The compile time explosion (and the large number of DBG_VALUEs) does not occur
if the user value live intervals are constrained by placing them in different
basic-blocks.  For example the following program puts the 1500 inlined calls to
foobar into 10 basic-blocks (150 x 10):

=============================== foo2.c =======================================
extern int foobar(int, int, int, int, int);

int F(int i1, int i2, int i3, int i4, int i5) {
  return foobar(i1, i2, i3, i4, i5);
}

#define L3(a, b, c, d, e) \
  F(a,b,c,d,e) + F(a,b,c,d,e) + F(a,b,c,d,e) + F(a,b,c,d,e) + F(a,b,c,d,e) + \
  F(a,b,c,d,e) + F(a,b,c,d,e) + F(a,b,c,d,e) + F(a,b,c,d,e) + F(a,b,c,d,e) + \
  F(a,b,c,d,e) + F(a,b,c,d,e) + F(a,b,c,d,e) + F(a,b,c,d,e) + F(a,b,c,d,e)

#define L2(a, b, c, d, e) \
  L3(a,b,c,d,e) + L3(a,b,c,d,e) + L3(a,b,c,d,e) + L3(a,b,c,d,e) + L3(a,b,c,d,e) + \
  L3(a,b,c,d,e) + L3(a,b,c,d,e) + L3(a,b,c,d,e) + L3(a,b,c,d,e) + L3(a,b,c,d,e)

#define L1(a, b, c, d, e) ({ \
  int s = L2(a,b,c,d,e); \
  if(s&1) s += L2(a,b,c,d,e); if(s&1) s += L2(a,b,c,d,e); if(s&1) s += L2(a,b,c,d,e); \
  if(s&1) s += L2(a,b,c,d,e); if(s&1) s += L2(a,b,c,d,e); if(s&1) s += L2(a,b,c,d,e); \
  if(s&1) s += L2(a,b,c,d,e); if(s&1) s += L2(a,b,c,d,e); if(s&1) s += L2(a,b,c,d,e); \
  s;})

int foo(int a, int b, int c, int d, int e) {
    return L1(a,b,c,d,e);
}
===============================================================================

$ time clang foo2.c -O2 -c -g -mllvm –stats 2>&1 | grep livedebug

  74433 livedebugvars         - Number of DBG_VALUEs inserted

real    0m21.490s
user    0m21.342s
sys 0m0.036s
Quuxplusone commented 7 years ago

Although the test case in comment 1 is rather contrived, this issue was seen in "real world" code, where many almost identical constructors were inlined into the global init.

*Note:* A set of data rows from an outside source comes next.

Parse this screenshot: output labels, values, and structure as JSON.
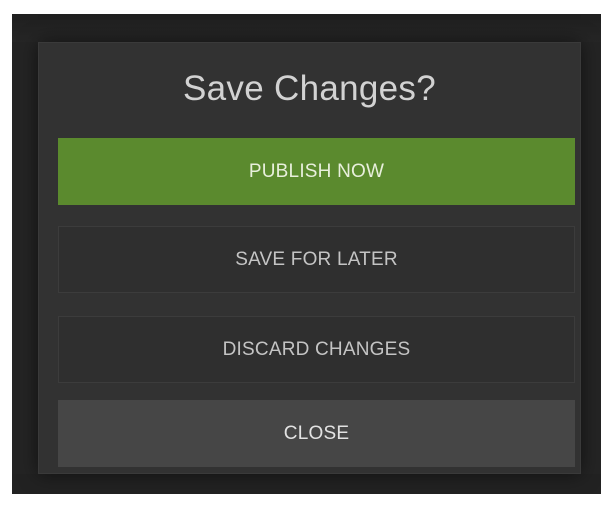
{
  "dialog": {
    "title": "Save Changes?",
    "buttons": {
      "publish": "PUBLISH NOW",
      "save_later": "SAVE FOR LATER",
      "discard": "DISCARD CHANGES",
      "close": "CLOSE"
    }
  },
  "colors": {
    "primary": "#5b8a2e",
    "dialog_background": "#323232",
    "close_background": "#464646"
  }
}
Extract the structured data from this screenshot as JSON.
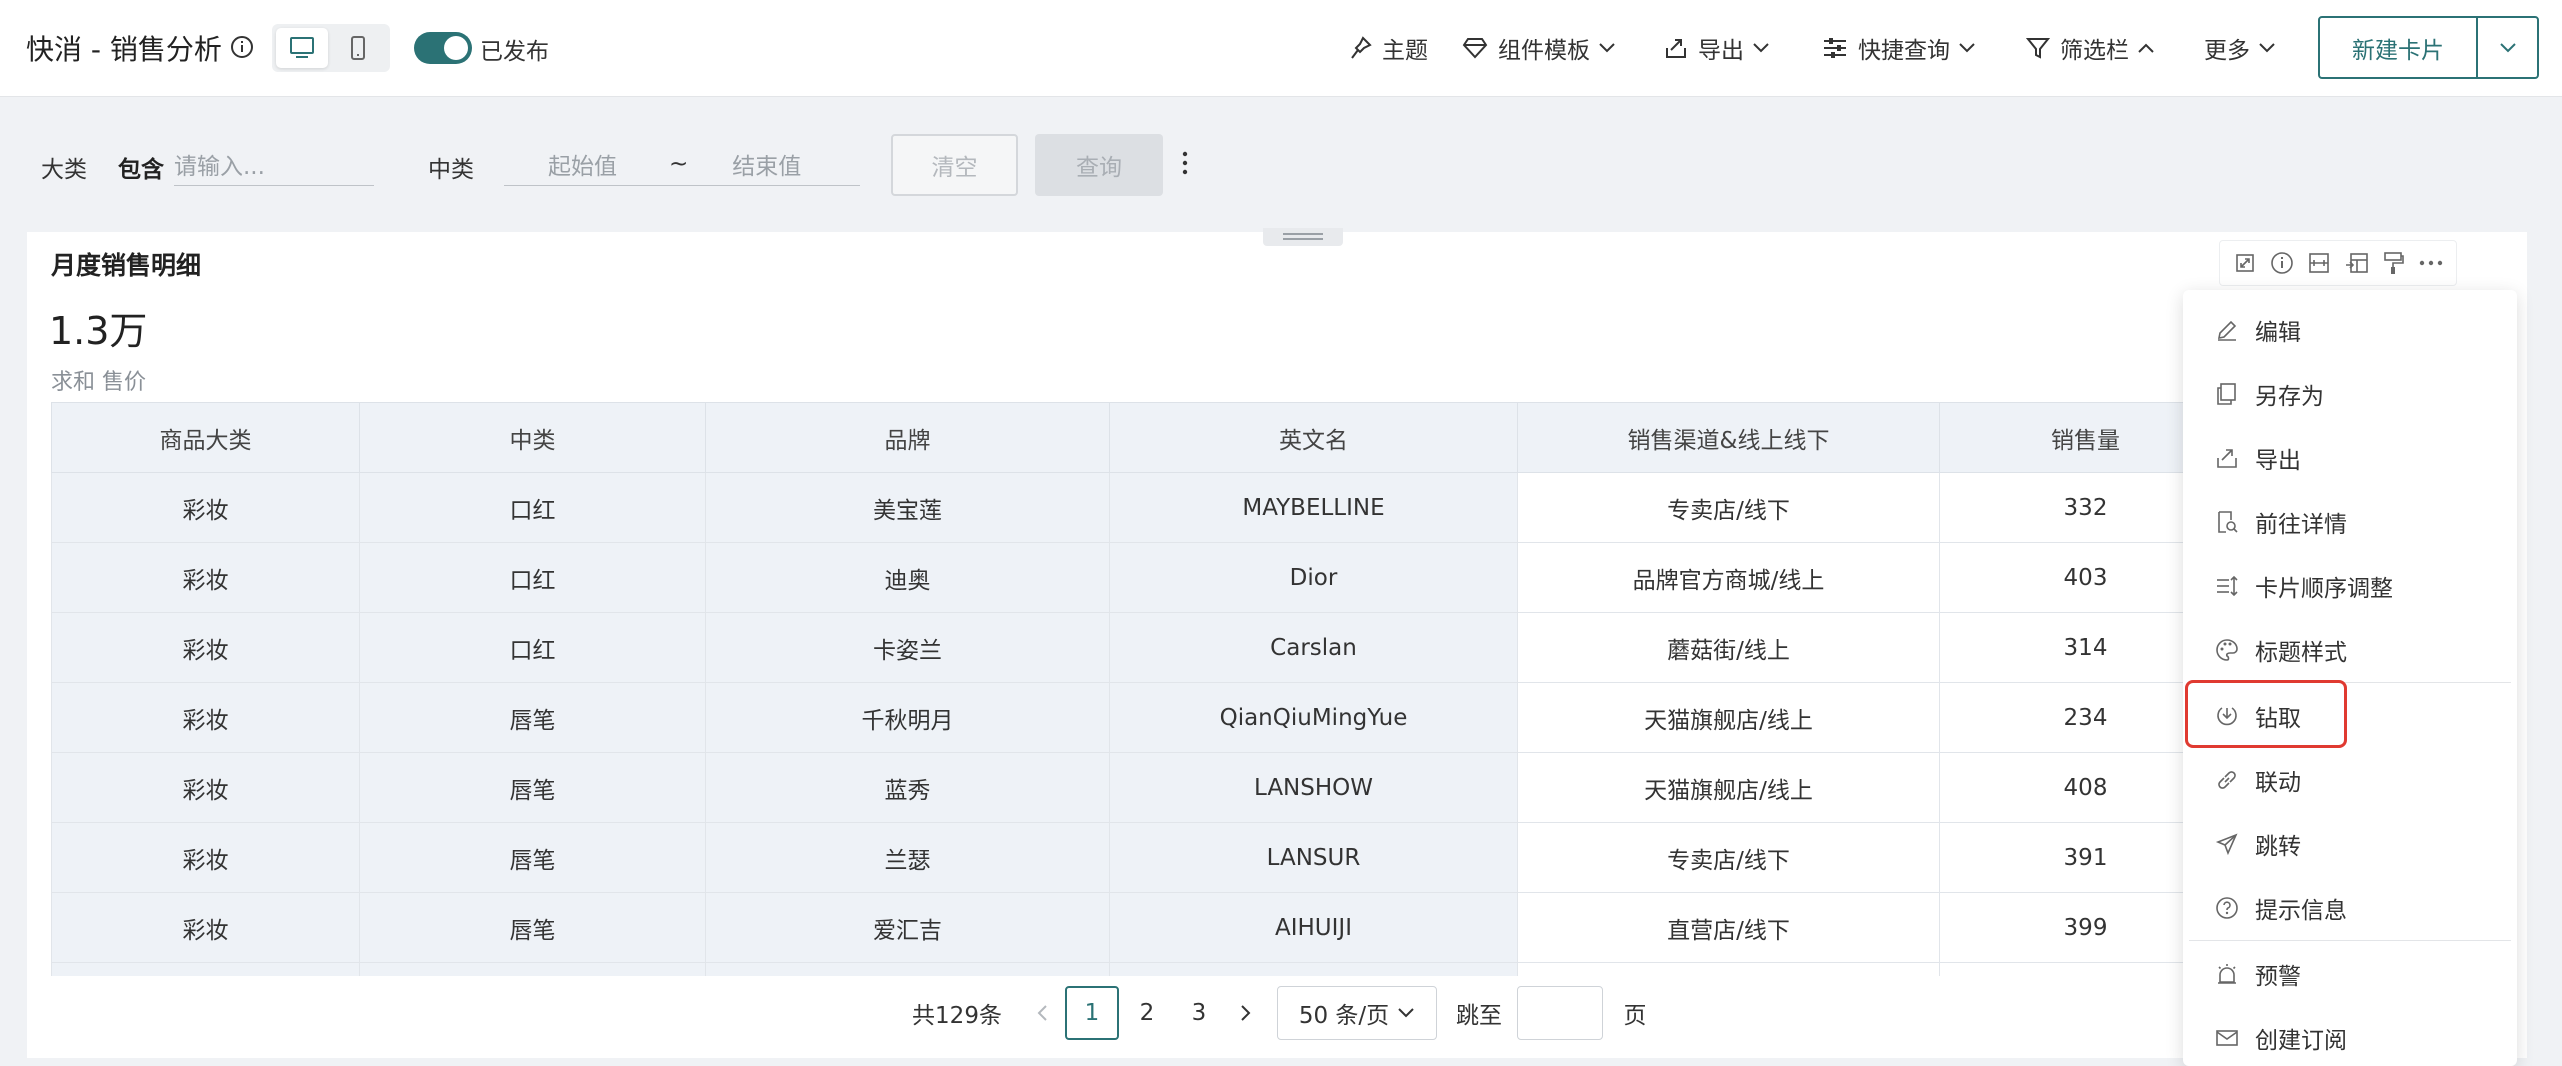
{
  "header": {
    "title": "快消 - 销售分析",
    "publish_label": "已发布",
    "toolbar": {
      "theme": "主题",
      "component_template": "组件模板",
      "export": "导出",
      "quick_query": "快捷查询",
      "filter_bar": "筛选栏",
      "more": "更多"
    },
    "new_card": "新建卡片"
  },
  "filters": {
    "category_label": "大类",
    "category_mode": "包含",
    "category_placeholder": "请输入...",
    "sub_label": "中类",
    "range_start": "起始值",
    "range_sep": "~",
    "range_end": "结束值",
    "clear_button": "清空",
    "query_button": "查询"
  },
  "card": {
    "title": "月度销售明细",
    "value": "1.3万",
    "subtitle": "求和 售价",
    "columns": [
      "商品大类",
      "中类",
      "品牌",
      "英文名",
      "销售渠道&线上线下",
      "销售量"
    ],
    "rows": [
      [
        "彩妆",
        "口红",
        "美宝莲",
        "MAYBELLINE",
        "专卖店/线下",
        "332"
      ],
      [
        "彩妆",
        "口红",
        "迪奥",
        "Dior",
        "品牌官方商城/线上",
        "403"
      ],
      [
        "彩妆",
        "口红",
        "卡姿兰",
        "Carslan",
        "蘑菇街/线上",
        "314"
      ],
      [
        "彩妆",
        "唇笔",
        "千秋明月",
        "QianQiuMingYue",
        "天猫旗舰店/线上",
        "234"
      ],
      [
        "彩妆",
        "唇笔",
        "蓝秀",
        "LANSHOW",
        "天猫旗舰店/线上",
        "408"
      ],
      [
        "彩妆",
        "唇笔",
        "兰瑟",
        "LANSUR",
        "专卖店/线下",
        "391"
      ],
      [
        "彩妆",
        "唇笔",
        "爱汇吉",
        "AIHUIJI",
        "直营店/线下",
        "399"
      ]
    ]
  },
  "pagination": {
    "total": "共129条",
    "pages": [
      "1",
      "2",
      "3"
    ],
    "current_page": "1",
    "page_size": "50 条/页",
    "jump_label": "跳至",
    "page_unit": "页"
  },
  "menu": {
    "items": [
      "编辑",
      "另存为",
      "导出",
      "前往详情",
      "卡片顺序调整",
      "标题样式",
      "钻取",
      "联动",
      "跳转",
      "提示信息",
      "预警",
      "创建订阅"
    ],
    "highlighted": "钻取"
  },
  "colors": {
    "accent": "#2b7275",
    "highlight_border": "#e03a31",
    "table_header_bg": "#eef2f7"
  }
}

Quuxplusone commented 7 years ago
Quuxplusone commented 7 years ago

And Quentin, for the register allocation bits. This seems to be a very nasty regression.

Quuxplusone commented 7 years ago
(In reply to Davide Italiano from comment #3)
> And Quentin, for the register allocation bits. This seems to be a very nasty
> regression.

As far as I can tell, the register allocator does what it had been asked to and
in particular, this does not sound like a regression. It sounds to me that the
expensive part is the update of the live-ranges in Live Debug Variable.
Attaching (and thus updating) 1500 variables to one vreg sounds like a recipe
for trouble, but I am out of my domain of expertise here.
Quuxplusone commented 7 years ago

I have a patch using LexicalScopes that looks promising. Hopefully put up a review in a day or two.